かなり疲れてしまい、午後は部屋で休息した。早めの夕食をとろうと思っていたが、午後5時頃激しい雨が降り出す。もう寧波で食事しなくてよい、というお告げかとは思ったが、最後にどうしても食べたいものがあり、雨の中、傘をさして一番近くの食堂へ向かう。何とその食堂はかなり込み合っており驚く。

私が頼んだもの、それは魚羹だった。ついでに紅焼肉も頼んで席に着く。メニューなどない、その場で素材を見て調理法で注文するシステムだった。予想はしていたのだが、当然一人では食べ切れない量だったが、食べたいのだから仕方がない。いやー、このとろみのある優しいスープが好きだ。小碗で何杯もお替りしたが、結局残した。
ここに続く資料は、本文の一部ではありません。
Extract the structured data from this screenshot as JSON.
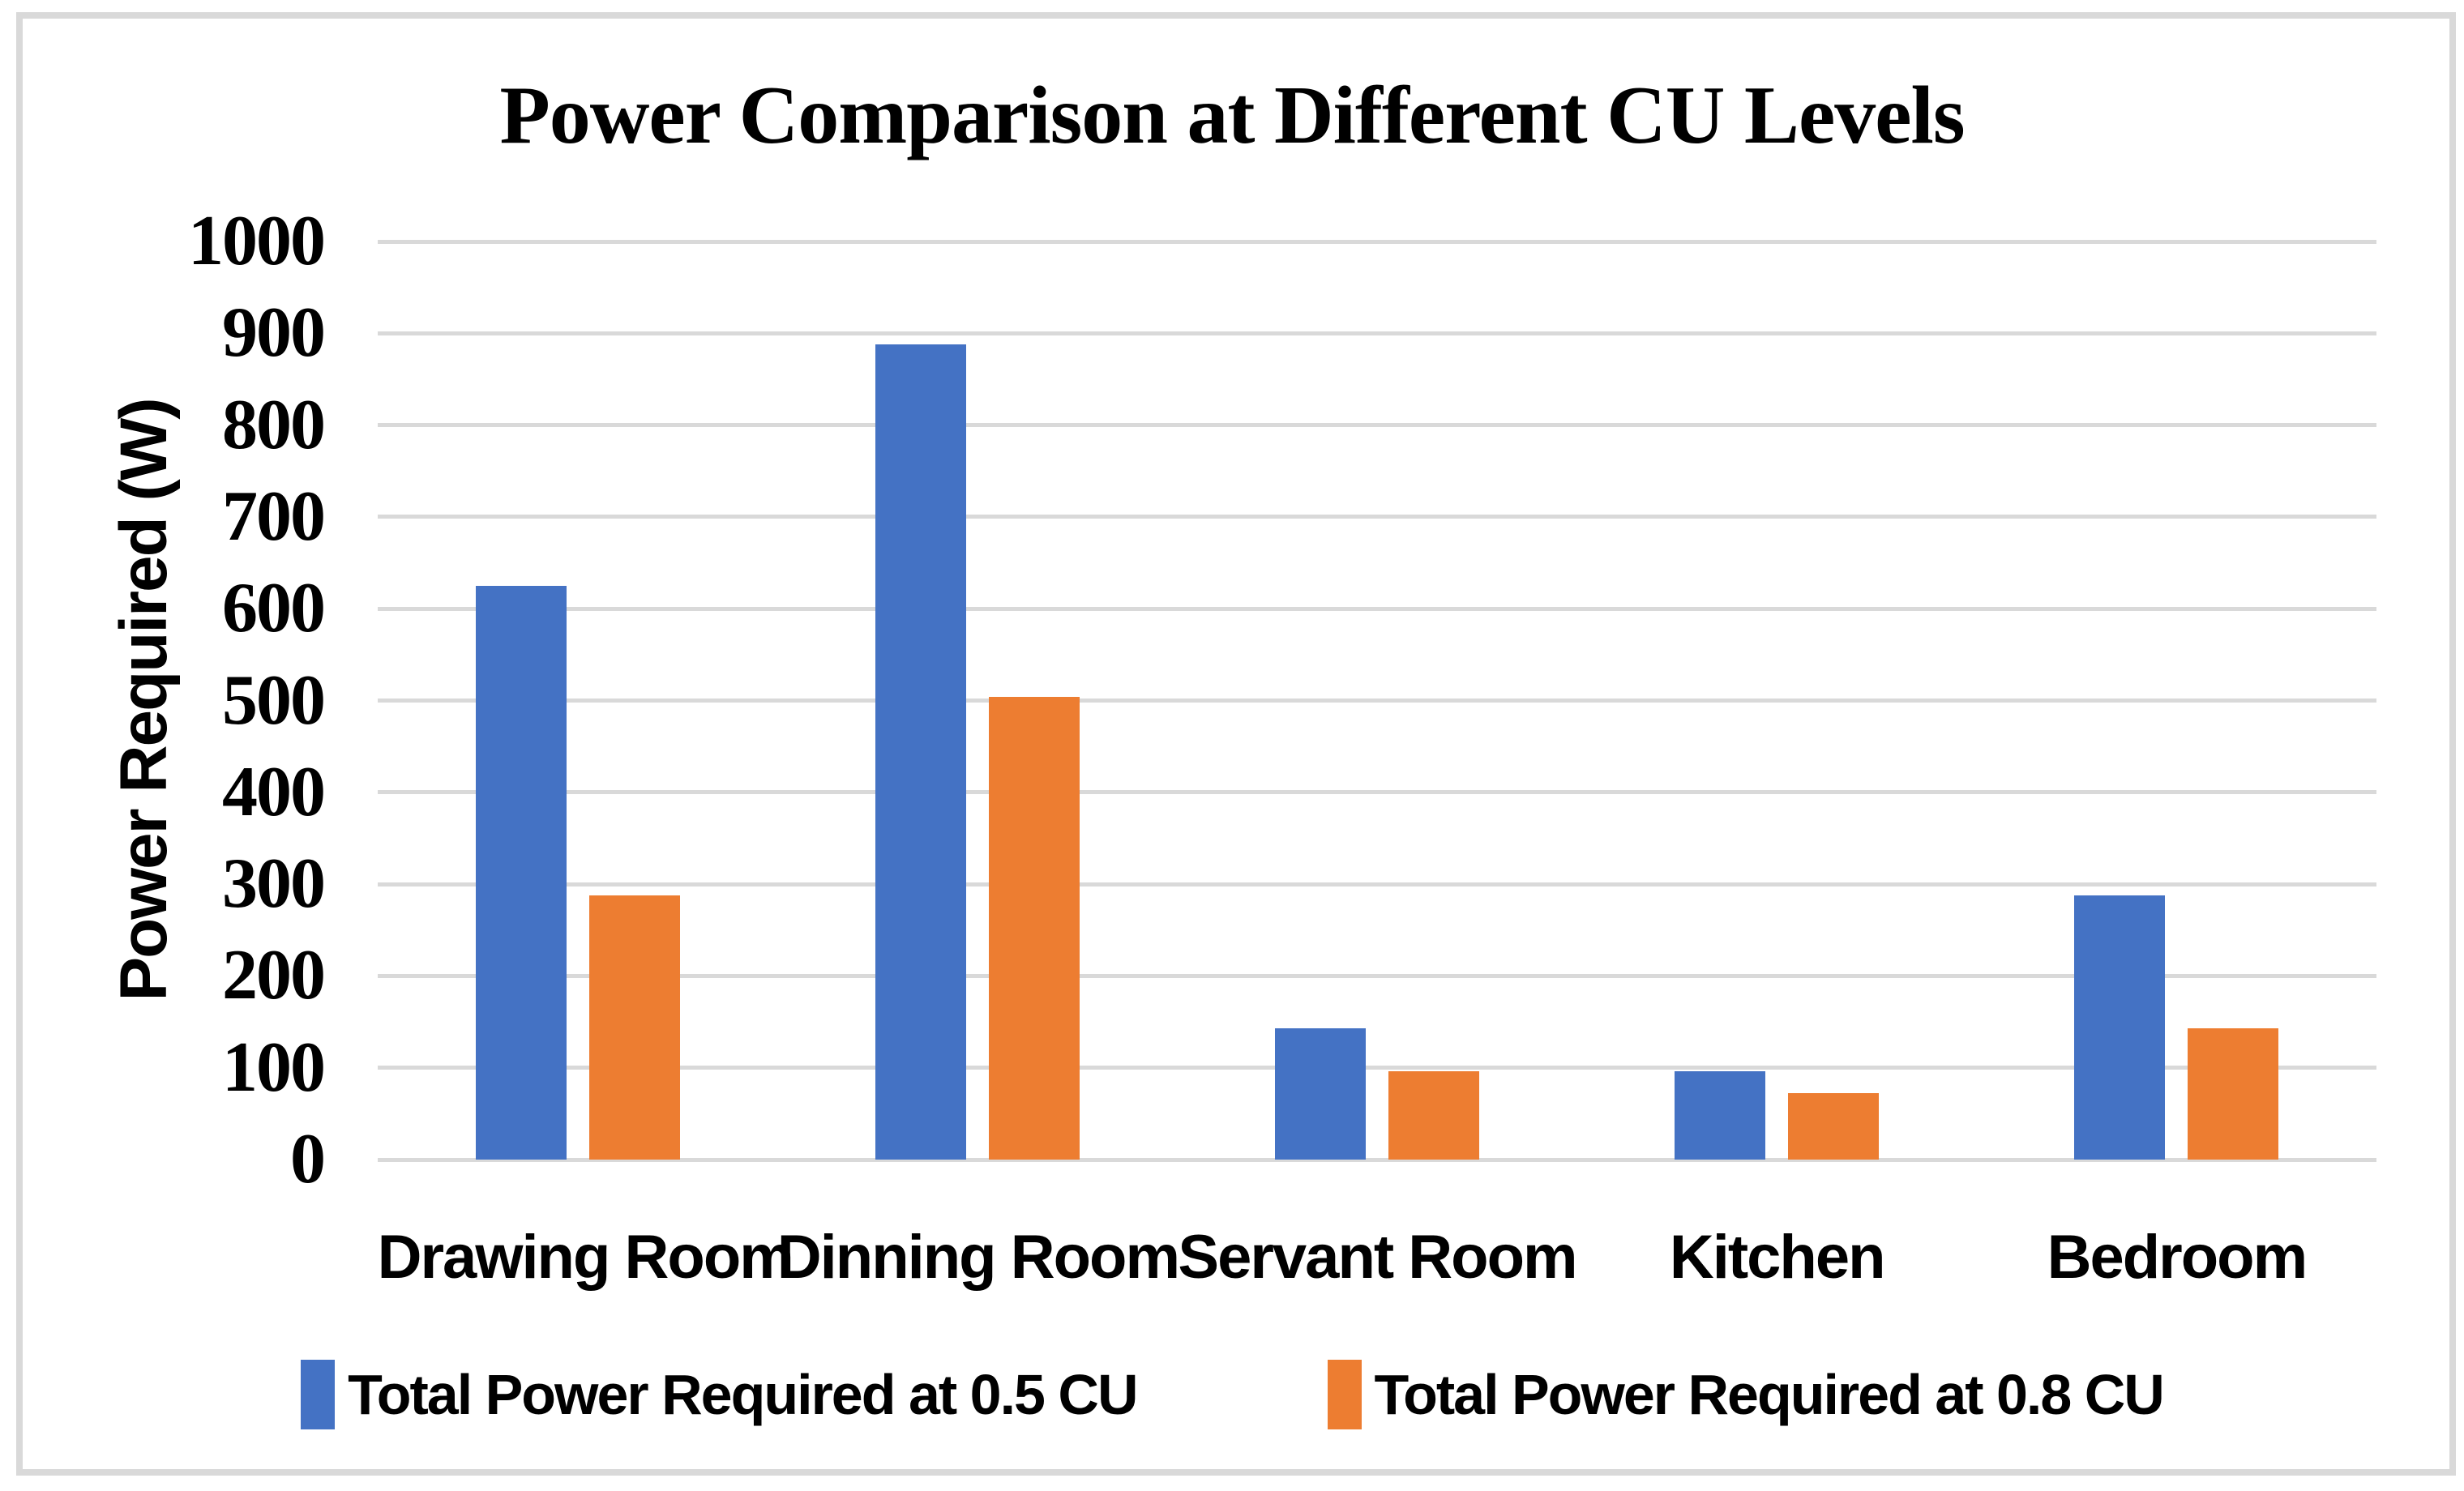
{
  "chart_data": {
    "type": "bar",
    "title": "Power Comparison at Different CU Levels",
    "xlabel": "",
    "ylabel": "Power Required (W)",
    "categories": [
      "Drawing Room",
      "Dinning Room",
      "Servant Room",
      "Kitchen",
      "Bedroom"
    ],
    "series": [
      {
        "name": "Total Power Required at 0.5 CU",
        "color": "#4472C4",
        "values": [
          625,
          888,
          143,
          96,
          288
        ]
      },
      {
        "name": "Total Power Required at 0.8 CU",
        "color": "#ED7D31",
        "values": [
          288,
          504,
          96,
          72,
          143
        ]
      }
    ],
    "ylim": [
      0,
      1000
    ],
    "ytick_step": 100,
    "grid": "horizontal",
    "gridline_color": "#D9D9D9",
    "background_color": "#FFFFFF",
    "border_color": "#D9D9D9",
    "legend_position": "bottom"
  }
}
それでも悔いはない。

5月17日(土)上虞に呉覚農を訪ねる
翌朝は晴れていた。宿の朝飯を軽く取り、宿を出て地下鉄で寧波駅まで行った。もう高鉄に乗るのも慣れてしまい、緊張感はない。今日は紹興東駅まで僅か40分の旅だ。まあ週末なので乗客は多いかと思っていたが、空席が結構あった。降りる時大量に人が乗って来たから、紹興や杭州から上海に行く人々がチケットを買ったのかもしれない。
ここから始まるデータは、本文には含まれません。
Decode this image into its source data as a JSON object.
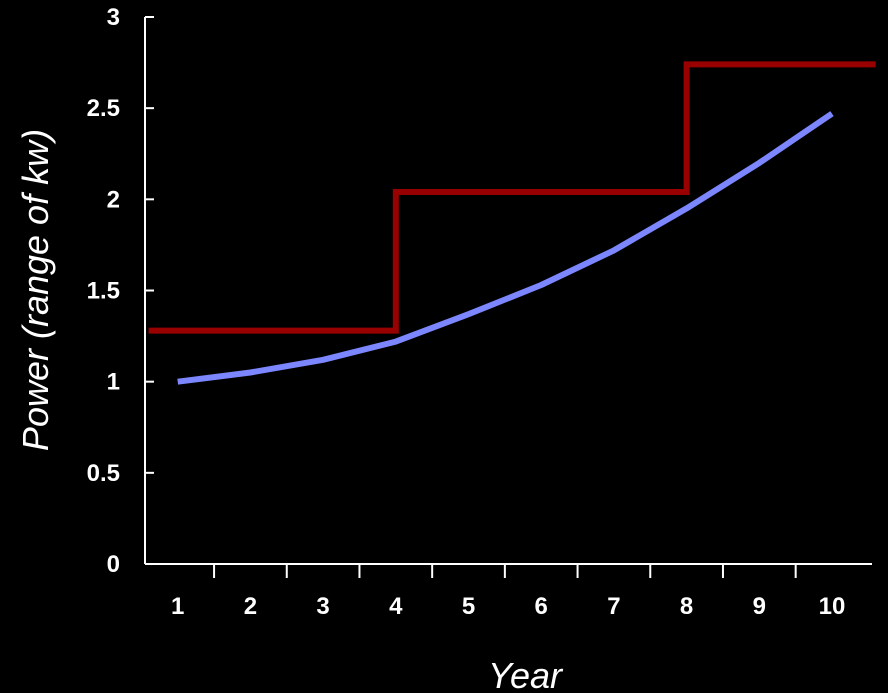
{
  "chart_data": {
    "type": "line",
    "title": "",
    "xlabel": "Year",
    "ylabel": "Power (range of kw)",
    "xlim": [
      0.55,
      10.55
    ],
    "ylim": [
      0,
      3
    ],
    "x_ticks": [
      1,
      2,
      3,
      4,
      5,
      6,
      7,
      8,
      9,
      10
    ],
    "y_ticks": [
      0,
      0.5,
      1,
      1.5,
      2,
      2.5,
      3
    ],
    "y_tick_labels": [
      "0",
      "0.5",
      "1",
      "1.5",
      "2",
      "2.5",
      "3"
    ],
    "grid": false,
    "series": [
      {
        "style": "step",
        "color": "#990000",
        "x": [
          0.6,
          4.0,
          4.0,
          8.0,
          8.0,
          10.6
        ],
        "y": [
          1.28,
          1.28,
          2.04,
          2.04,
          2.74,
          2.74
        ]
      },
      {
        "style": "line",
        "color": "#7b86ff",
        "x": [
          1,
          2,
          3,
          4,
          5,
          6,
          7,
          8,
          9,
          10
        ],
        "y": [
          1.0,
          1.05,
          1.12,
          1.22,
          1.37,
          1.53,
          1.72,
          1.95,
          2.2,
          2.47
        ]
      }
    ]
  }
}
紹興東駅で車を呼んだのだが、一向に見つけられず困った。ほぼスマホに表示された位置にいるのに車はいない。もしやと思い地下へ行ってみたが駐車場だった。結構困って上を見上げたら、駅の入り口は2階、行ってみるとちゃんと車が待っている。私の問題は登録している電話番号のシムを使っていないため、運転手が電話しても出られないことだと気づく。
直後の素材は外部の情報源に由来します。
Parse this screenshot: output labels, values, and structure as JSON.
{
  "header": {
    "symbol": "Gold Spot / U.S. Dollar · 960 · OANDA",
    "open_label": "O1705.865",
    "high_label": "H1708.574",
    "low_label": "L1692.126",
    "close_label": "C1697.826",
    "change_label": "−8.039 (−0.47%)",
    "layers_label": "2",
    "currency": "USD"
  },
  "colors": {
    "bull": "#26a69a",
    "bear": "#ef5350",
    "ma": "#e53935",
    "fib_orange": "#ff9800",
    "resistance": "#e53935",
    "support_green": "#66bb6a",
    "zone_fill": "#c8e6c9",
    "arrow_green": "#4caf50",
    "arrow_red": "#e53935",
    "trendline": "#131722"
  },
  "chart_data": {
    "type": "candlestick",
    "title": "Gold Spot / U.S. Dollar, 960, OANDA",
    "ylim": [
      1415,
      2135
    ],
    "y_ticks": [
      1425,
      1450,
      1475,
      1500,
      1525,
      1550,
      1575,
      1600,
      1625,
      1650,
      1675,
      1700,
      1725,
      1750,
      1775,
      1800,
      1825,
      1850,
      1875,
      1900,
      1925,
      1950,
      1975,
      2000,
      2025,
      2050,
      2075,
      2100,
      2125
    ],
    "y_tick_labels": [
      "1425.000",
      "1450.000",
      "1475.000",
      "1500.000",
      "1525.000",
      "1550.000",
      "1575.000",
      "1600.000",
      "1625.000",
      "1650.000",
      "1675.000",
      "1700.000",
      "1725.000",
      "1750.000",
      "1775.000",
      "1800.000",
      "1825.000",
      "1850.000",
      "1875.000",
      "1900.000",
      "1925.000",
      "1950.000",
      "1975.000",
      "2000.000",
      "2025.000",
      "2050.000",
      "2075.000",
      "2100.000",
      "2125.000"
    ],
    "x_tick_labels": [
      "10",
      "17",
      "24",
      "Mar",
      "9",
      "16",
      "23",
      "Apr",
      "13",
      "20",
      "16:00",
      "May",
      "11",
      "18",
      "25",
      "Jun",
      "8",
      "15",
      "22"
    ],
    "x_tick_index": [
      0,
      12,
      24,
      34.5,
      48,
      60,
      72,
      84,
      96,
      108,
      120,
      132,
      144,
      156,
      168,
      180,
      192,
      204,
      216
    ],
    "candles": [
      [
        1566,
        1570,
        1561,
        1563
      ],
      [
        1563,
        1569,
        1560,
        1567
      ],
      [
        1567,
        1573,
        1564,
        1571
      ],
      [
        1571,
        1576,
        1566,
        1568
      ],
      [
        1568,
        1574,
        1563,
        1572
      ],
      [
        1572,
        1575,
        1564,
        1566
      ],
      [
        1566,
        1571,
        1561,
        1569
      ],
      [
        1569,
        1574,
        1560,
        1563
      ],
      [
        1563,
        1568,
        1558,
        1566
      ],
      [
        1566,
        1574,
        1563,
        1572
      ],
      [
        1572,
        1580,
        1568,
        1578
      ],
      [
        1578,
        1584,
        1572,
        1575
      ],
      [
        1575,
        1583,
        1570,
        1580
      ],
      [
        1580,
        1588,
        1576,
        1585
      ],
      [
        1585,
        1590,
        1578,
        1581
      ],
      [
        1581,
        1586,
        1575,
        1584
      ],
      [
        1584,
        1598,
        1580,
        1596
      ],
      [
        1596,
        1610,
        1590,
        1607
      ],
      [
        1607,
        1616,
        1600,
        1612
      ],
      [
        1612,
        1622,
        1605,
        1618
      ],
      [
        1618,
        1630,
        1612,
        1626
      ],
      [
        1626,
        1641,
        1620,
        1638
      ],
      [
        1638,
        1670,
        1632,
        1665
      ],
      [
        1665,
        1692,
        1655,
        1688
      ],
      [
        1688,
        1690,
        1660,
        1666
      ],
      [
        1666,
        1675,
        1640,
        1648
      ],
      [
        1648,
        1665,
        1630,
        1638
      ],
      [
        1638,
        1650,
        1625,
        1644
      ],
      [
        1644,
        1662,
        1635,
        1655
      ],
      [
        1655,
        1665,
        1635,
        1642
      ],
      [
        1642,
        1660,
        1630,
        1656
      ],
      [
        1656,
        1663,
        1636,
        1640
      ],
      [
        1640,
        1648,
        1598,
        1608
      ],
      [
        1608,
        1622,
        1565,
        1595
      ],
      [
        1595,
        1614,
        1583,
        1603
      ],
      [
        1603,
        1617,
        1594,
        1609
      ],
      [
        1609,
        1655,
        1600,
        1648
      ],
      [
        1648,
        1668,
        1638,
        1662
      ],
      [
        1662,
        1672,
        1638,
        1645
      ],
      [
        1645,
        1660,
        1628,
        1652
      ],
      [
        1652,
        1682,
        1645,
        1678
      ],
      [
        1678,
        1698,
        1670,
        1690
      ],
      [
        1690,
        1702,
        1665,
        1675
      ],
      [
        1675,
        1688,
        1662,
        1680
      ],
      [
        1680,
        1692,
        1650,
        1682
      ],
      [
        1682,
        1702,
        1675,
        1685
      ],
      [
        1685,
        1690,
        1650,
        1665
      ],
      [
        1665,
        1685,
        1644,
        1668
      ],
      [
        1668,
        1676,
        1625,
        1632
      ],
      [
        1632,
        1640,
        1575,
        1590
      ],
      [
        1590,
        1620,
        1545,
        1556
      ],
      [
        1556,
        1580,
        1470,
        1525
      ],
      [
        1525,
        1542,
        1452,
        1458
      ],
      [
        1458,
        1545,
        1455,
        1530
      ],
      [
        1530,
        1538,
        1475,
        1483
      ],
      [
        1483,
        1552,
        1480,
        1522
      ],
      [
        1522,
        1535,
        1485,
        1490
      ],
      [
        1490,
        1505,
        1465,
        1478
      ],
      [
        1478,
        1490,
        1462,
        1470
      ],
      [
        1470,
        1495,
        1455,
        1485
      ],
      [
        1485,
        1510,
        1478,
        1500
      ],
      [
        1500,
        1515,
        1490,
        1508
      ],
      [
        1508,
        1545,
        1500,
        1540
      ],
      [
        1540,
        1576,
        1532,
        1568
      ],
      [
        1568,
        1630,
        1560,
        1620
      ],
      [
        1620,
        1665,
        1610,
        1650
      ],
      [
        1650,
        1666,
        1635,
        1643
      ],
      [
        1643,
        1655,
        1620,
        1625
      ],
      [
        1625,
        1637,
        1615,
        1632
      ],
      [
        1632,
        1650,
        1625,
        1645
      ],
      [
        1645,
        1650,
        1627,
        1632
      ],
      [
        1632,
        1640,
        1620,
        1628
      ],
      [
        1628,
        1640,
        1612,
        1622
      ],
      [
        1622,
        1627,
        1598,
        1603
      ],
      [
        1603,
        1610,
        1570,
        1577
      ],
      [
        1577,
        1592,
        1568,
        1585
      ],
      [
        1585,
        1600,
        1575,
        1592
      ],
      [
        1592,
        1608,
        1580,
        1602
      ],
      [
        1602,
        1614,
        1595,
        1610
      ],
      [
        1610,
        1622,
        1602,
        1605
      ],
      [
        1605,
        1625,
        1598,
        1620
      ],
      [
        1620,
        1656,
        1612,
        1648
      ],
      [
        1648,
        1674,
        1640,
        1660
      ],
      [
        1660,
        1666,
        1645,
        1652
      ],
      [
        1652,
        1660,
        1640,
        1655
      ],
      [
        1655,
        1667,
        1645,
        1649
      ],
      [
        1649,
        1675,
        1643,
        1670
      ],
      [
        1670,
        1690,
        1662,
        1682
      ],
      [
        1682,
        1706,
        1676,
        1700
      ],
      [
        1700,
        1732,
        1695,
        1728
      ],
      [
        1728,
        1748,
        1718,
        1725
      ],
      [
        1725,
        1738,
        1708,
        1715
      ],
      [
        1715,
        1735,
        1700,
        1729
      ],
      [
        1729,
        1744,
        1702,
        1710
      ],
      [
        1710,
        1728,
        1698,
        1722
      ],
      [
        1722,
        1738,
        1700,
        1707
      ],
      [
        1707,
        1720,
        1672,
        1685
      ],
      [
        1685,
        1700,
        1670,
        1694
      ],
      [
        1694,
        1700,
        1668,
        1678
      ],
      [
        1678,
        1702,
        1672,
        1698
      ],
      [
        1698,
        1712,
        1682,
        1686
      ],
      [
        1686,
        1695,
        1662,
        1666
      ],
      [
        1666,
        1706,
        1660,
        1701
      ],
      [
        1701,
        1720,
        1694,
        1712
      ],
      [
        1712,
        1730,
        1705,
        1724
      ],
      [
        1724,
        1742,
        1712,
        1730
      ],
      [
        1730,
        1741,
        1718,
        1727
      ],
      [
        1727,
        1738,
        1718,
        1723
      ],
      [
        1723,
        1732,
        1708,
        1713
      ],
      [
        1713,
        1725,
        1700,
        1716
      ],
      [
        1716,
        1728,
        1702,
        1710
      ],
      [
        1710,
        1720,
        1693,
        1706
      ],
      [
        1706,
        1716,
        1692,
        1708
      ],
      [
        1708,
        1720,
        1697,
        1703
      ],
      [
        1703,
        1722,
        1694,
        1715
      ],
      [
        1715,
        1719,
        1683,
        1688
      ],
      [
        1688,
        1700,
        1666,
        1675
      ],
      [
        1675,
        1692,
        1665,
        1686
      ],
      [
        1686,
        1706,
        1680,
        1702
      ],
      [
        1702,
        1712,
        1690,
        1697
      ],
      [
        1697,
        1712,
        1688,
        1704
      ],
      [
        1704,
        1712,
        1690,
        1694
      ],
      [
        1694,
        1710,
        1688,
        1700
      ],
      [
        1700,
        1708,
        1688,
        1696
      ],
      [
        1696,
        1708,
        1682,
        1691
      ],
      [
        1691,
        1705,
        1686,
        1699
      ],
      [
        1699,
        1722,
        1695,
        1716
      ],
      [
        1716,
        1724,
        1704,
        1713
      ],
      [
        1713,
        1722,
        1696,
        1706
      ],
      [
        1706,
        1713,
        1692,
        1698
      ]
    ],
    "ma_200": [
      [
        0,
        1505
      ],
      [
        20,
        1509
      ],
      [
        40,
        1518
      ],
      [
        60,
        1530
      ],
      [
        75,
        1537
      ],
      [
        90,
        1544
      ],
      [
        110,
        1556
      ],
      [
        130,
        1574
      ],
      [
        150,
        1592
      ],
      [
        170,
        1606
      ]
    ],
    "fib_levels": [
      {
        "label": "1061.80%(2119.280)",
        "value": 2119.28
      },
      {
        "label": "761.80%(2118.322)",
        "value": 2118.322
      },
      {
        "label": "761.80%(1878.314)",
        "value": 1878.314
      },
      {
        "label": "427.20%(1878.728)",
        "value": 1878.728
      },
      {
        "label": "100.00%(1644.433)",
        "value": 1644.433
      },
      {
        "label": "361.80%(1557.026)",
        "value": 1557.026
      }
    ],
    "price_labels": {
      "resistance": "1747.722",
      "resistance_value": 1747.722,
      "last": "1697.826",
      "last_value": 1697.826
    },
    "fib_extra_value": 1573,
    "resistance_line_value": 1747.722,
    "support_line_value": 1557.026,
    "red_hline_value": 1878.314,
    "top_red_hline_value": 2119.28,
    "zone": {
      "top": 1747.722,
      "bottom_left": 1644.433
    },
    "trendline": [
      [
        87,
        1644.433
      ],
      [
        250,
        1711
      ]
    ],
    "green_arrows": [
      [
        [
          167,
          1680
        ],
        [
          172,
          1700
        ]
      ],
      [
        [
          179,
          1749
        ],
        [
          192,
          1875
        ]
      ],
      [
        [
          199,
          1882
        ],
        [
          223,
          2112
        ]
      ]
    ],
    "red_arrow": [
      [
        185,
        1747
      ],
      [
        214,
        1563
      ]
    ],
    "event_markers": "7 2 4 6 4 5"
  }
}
車は郊外の何もない地帯を走っていく。そしてほぼ何も無いところに予約した宿があった。今日は田舎だからか、米系有名ホテルが意外と安かったので、泊まってみることにしただ。さすがに立派な宿で、しかもお客は多くないらしく、アップグレードされた部屋は相当立派で嬉しくなる。何より眺めが抜群。バスタブもあり、そこからの眺望もよい。勿論部屋は広い。スタッフがお菓子やフルーツまで持ってきてくれてテンション上がる。


そこで車を呼び、呉覚農故居へ向かう。かなり遠いようで車が来るか心配だったが、すぐにやって来た。そしてこの旅で初めて運転手から話し掛けられた。「日本から来た」と言うとすごく驚いて「私の車に外国人が乗ったのは初めてだ」と喜んでくれた。そしてこの上虞という街が「意外と消費レベルも不動産価格も高い。杭州などより静かでいいらしい」という。
呉覚農故居まで車で1時間弱かかった。さすがにここで車を返して良いか迷ったが、行ってみると豊恵古鎮という老街が出来ており、心配は杞憂だった。車が入れるギリギリで降りると住民がこちらを見ていたので「呉覚農故居」と言ってみると、すぐに向こうを指した。その先から老街が左右に広がっており、私はなぜか左に行った。そこから運河沿いに長い老街を歩いた。


予想外に雰囲気のある道、歴史的な橋などもあり、純粋に楽しめた。結局端まで行ってまた戻り、ようやく故居に辿り着く。家自体は閉まっており参観できないが、隣に記念館が建っており、時間外ながら開いていたので見学した。展示は先日上海で見たものとほぼ同じだった。ただなぜ呉覚農がこの街から出て全国的な指導者になったのか、その一端を垣間見たような気はした。この付近は100年以上前、紹興や杭州に繋がるこの川でかなり栄えていたのだ。